Am I spoiling my baby?

Am I Spoiling My Baby? A Guide for Parents

Many parents worry they may be spoiling their baby if they respond quickly every time their baby cries. That’s why the Center for Early Education and Development (CEED) offers this guide for parents. On the one hand, they feel a strong urge to make things better immediately when their baby signals that he or she is upset. But at the same time, they think that by responding to every cry they might be making their baby overly dependent and clingy, or be teaching their baby to expect to always get what he or she wants. Sometimes friends or even the baby’s grandparents say things like, “Why do you jump every time she cries? It’s good for babies to cry.”

Responding is Not “Spoiling”

Take heart, parents. Your instincts to respond right away to your baby’s cries are right on track. Recent research has shown that responding to your baby’s cries will not spoil your baby. In fact, babies who have been responded to quickly and consistently, especially during the first six to eight months of life, actually cry less than babies who have been left to cry. And as toddlers, the babies whose cries were responded to promptly and consistently are more independent than the children whose cries were not responded to.

It seems that one of the most important things for a baby to learn is that others will respond to him in a caring and predictable way. This also tells him that he is capable of making his needs known and getting a response. These experiences allow the baby to develop a strong trust in others and in self, a basic sense of security that the world is a good, safe place to be and that he can play an active role in this world.

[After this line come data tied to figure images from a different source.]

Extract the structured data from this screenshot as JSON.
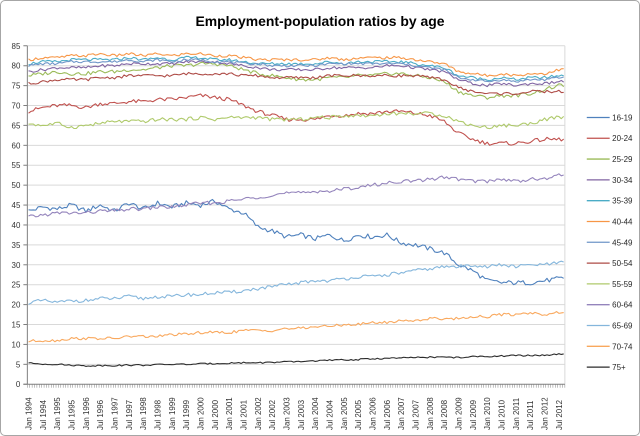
{
  "title": "Employment-population ratios by age",
  "chart_data": {
    "type": "line",
    "title": "Employment-population ratios by age",
    "xlabel": "",
    "ylabel": "",
    "ylim": [
      0,
      85
    ],
    "ytick_step": 5,
    "grid": true,
    "legend_position": "right",
    "x_tick_labels": [
      "Jan 1994",
      "Jul 1994",
      "Jan 1995",
      "Jul 1995",
      "Jan 1996",
      "Jul 1996",
      "Jan 1997",
      "Jul 1997",
      "Jan 1998",
      "Jul 1998",
      "Jan 1999",
      "Jul 1999",
      "Jan 2000",
      "Jul 2000",
      "Jan 2001",
      "Jul 2001",
      "Jan 2002",
      "Jul 2002",
      "Jan 2003",
      "Jul 2003",
      "Jan 2004",
      "Jul 2004",
      "Jan 2005",
      "Jul 2005",
      "Jan 2006",
      "Jul 2006",
      "Jan 2007",
      "Jul 2007",
      "Jan 2008",
      "Jul 2008",
      "Jan 2009",
      "Jul 2009",
      "Jan 2010",
      "Jul 2010",
      "Jan 2011",
      "Jul 2011",
      "Jan 2012",
      "Jul 2012"
    ],
    "colors": {
      "axis": "#7f7f7f",
      "grid": "#d9d9d9",
      "tick_text": "#333333"
    },
    "series": [
      {
        "name": "16-19",
        "color": "#4F81BD",
        "noise": 0.6,
        "values": [
          43.5,
          44.5,
          44,
          45,
          43.5,
          45,
          43.5,
          45.5,
          44,
          45.5,
          44.5,
          45.5,
          45,
          46,
          44,
          43,
          39.5,
          38.5,
          37,
          37.5,
          36.5,
          37.5,
          36,
          37.5,
          37,
          37.5,
          35.5,
          35,
          34,
          33,
          30,
          28.5,
          26,
          25.5,
          25.5,
          25.5,
          26,
          26.5
        ]
      },
      {
        "name": "20-24",
        "color": "#C0504D",
        "noise": 0.5,
        "values": [
          68.5,
          69.5,
          70,
          70,
          69.5,
          70.5,
          70.5,
          71,
          71,
          71.5,
          71.5,
          72,
          72.5,
          72,
          71.5,
          70,
          68.5,
          67.5,
          66.5,
          66.5,
          66.5,
          67.5,
          67.5,
          68,
          68,
          68.5,
          68.5,
          68,
          67.5,
          66,
          63,
          61.5,
          60.5,
          60.5,
          60.5,
          61,
          61.5,
          61.5
        ]
      },
      {
        "name": "25-29",
        "color": "#9BBB59",
        "noise": 0.45,
        "values": [
          77.5,
          78,
          78.5,
          78,
          78,
          78.5,
          78.5,
          79,
          79,
          79.5,
          80,
          80,
          80.5,
          80.5,
          80,
          79,
          78,
          77.5,
          77,
          76.5,
          76.5,
          77,
          77,
          77.5,
          77.5,
          78,
          78,
          77.5,
          77,
          76,
          73.5,
          72.5,
          72,
          72.5,
          72.5,
          73,
          74,
          75
        ]
      },
      {
        "name": "30-34",
        "color": "#8064A2",
        "noise": 0.35,
        "values": [
          78.5,
          79,
          79.5,
          79.5,
          79.5,
          80,
          80,
          80.5,
          80.5,
          80.5,
          80.5,
          81,
          81,
          81,
          80.5,
          80,
          79.5,
          79,
          79,
          79,
          79,
          79.5,
          79.5,
          79.5,
          79.5,
          80,
          80,
          79.5,
          79,
          78.5,
          76.5,
          75.5,
          75,
          75.5,
          75,
          75.5,
          75.5,
          76
        ]
      },
      {
        "name": "35-39",
        "color": "#4BACC6",
        "noise": 0.35,
        "values": [
          80.5,
          81,
          81,
          81.5,
          81.5,
          81.5,
          81.5,
          82,
          81.5,
          82,
          81.5,
          82,
          82,
          81.5,
          81.5,
          81,
          80.5,
          80.5,
          80.5,
          80.5,
          80.5,
          81,
          80.5,
          81,
          81,
          81,
          81,
          80.5,
          80,
          79.5,
          77.5,
          77,
          76.5,
          77,
          76.5,
          77,
          77,
          77.5
        ]
      },
      {
        "name": "40-44",
        "color": "#F79646",
        "noise": 0.35,
        "values": [
          81.5,
          82,
          82,
          82.5,
          82.5,
          83,
          82.5,
          83,
          82.5,
          83,
          82.5,
          83,
          83,
          82.5,
          82.5,
          82,
          81.5,
          81.5,
          81.5,
          81.5,
          81.5,
          82,
          81.5,
          82,
          82,
          82,
          82,
          81.5,
          81,
          80.5,
          78.5,
          78,
          77.5,
          78,
          77.5,
          78,
          78,
          79
        ]
      },
      {
        "name": "45-49",
        "color": "#6F96C8",
        "noise": 0.3,
        "values": [
          80,
          80.5,
          80.5,
          81,
          81,
          81,
          81,
          81.5,
          81,
          81.5,
          81,
          81.5,
          81.5,
          81,
          81,
          80.5,
          80.5,
          80,
          80,
          80,
          80,
          80.5,
          80.5,
          80.5,
          80.5,
          80.5,
          80.5,
          80,
          79.5,
          79,
          77,
          76.5,
          76,
          76.5,
          76,
          76.5,
          76.5,
          77
        ]
      },
      {
        "name": "50-54",
        "color": "#AE4B46",
        "noise": 0.35,
        "values": [
          75.5,
          76,
          76.5,
          76.5,
          76.5,
          77,
          77,
          77.5,
          77.5,
          77.5,
          77.5,
          78,
          78,
          78,
          78,
          77.5,
          77.5,
          77,
          77,
          77,
          77,
          77.5,
          77.5,
          77.5,
          77.5,
          77.5,
          77.5,
          77.5,
          77,
          76.5,
          74.5,
          73.5,
          73,
          73,
          73,
          73.5,
          73.5,
          73.5
        ]
      },
      {
        "name": "55-59",
        "color": "#AFCA6B",
        "noise": 0.45,
        "values": [
          65.5,
          65,
          65.5,
          64.5,
          65,
          65.5,
          66,
          66,
          66,
          66.5,
          66.5,
          66.5,
          67,
          66.5,
          67,
          67,
          67,
          66.5,
          66.5,
          66.5,
          67,
          67,
          67.5,
          67.5,
          67.5,
          68,
          68,
          68,
          68,
          67.5,
          66,
          65,
          64.5,
          65,
          65,
          65.5,
          66.5,
          67
        ]
      },
      {
        "name": "60-64",
        "color": "#9484BC",
        "noise": 0.45,
        "values": [
          42,
          42.5,
          43,
          43,
          43,
          43.5,
          43.5,
          44,
          44,
          44.5,
          44.5,
          45,
          45.5,
          45.5,
          46,
          46.5,
          47,
          47.5,
          48,
          48,
          48.5,
          48.5,
          49,
          49.5,
          50,
          50.5,
          51,
          51,
          51.5,
          52,
          51.5,
          51,
          51,
          51.5,
          51,
          51.5,
          51.5,
          52.5
        ]
      },
      {
        "name": "65-69",
        "color": "#84B6DC",
        "noise": 0.45,
        "values": [
          20.5,
          21,
          20.5,
          21,
          21,
          21.5,
          21.5,
          22,
          21.5,
          22,
          22,
          22.5,
          22.5,
          23,
          23,
          23.5,
          24,
          24.5,
          25,
          25.5,
          26,
          26,
          26.5,
          27,
          27,
          27.5,
          28,
          28.5,
          29,
          29.5,
          29.5,
          30,
          29.5,
          30,
          29.5,
          30,
          30,
          30.5
        ]
      },
      {
        "name": "70-74",
        "color": "#F9A85D",
        "noise": 0.35,
        "values": [
          10.8,
          11,
          11,
          11.5,
          11.5,
          11.5,
          11.5,
          12,
          12,
          12,
          12.5,
          12.5,
          13,
          13,
          13,
          13.5,
          13.5,
          13.5,
          14,
          14,
          14.5,
          14.5,
          15,
          15,
          15.5,
          15.5,
          16,
          16,
          16.5,
          16.5,
          16.5,
          17,
          17,
          17.5,
          17.5,
          18,
          17.5,
          18
        ]
      },
      {
        "name": "75+",
        "color": "#2B2B2B",
        "noise": 0.18,
        "values": [
          5.3,
          5.1,
          5,
          4.8,
          4.6,
          4.7,
          4.7,
          4.8,
          4.8,
          4.9,
          5,
          5,
          5.1,
          5.2,
          5.3,
          5.4,
          5.4,
          5.5,
          5.6,
          5.7,
          5.9,
          6,
          6.1,
          6.2,
          6.4,
          6.5,
          6.6,
          6.7,
          6.8,
          6.8,
          6.7,
          6.9,
          7,
          7.1,
          7.2,
          7.2,
          7.3,
          7.5
        ]
      }
    ]
  }
}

When that security is established in infancy, then the child is free to begin exploring the world on her own, knowing that she can seek and receive help and comfort when she needs it. So it makes good sense that a child whose cries were responded to in infancy will be less likely to be whiny, clingy and “spoiled,” and will be more likely to be confident, independent and ready to go out and explore and learn.

A Variety of Responses

You may be saying to yourself, “But I can’t always respond to my child.” Of course you can’t – no one can. It is the “average” of experiences that is important to your child, so usually responding promptly should be enough. It’s also important to keep in mind that “responding” doesn’t only mean big responses like feeding or taking the baby to bed with you. In fact, if that were the only way you responded to your baby’s cries, your baby might become “spoiled” in a way, having learned that the only way to be comforted is to be fed or to go to bed with Mom or Dad. It’s good to know and use a variety of ways of responding to your baby.

Sometimes if you respond when your baby first begins to fuss, just the sound of your voice will be enough to help your baby settle down. With a young baby, moving close and talking softly in his or her ear can be effective. Other times holding your hand firmly but gently on the baby’s back or tummy will be calming. For very young babies, crossing their arms over their tummies or wrapping them snuggly in a blanket may help them to feel more calm and organized. When they become more upset their arms flail wildly, which just makes them feel more upset. Your baby’s cry also may be a way of asking for you to respond by changing a diaper, feeding or moving your baby into a different position.

Crying is Communicating

The important thing to remember is that your baby’s cry is a way of asking for something It is one of the major ways your baby has of communicating with you. Just as you like to be listened to when you talk, so does your baby. This is the basis for your baby’s development of good feelings of self and others, feelings he or she will carry forward through life.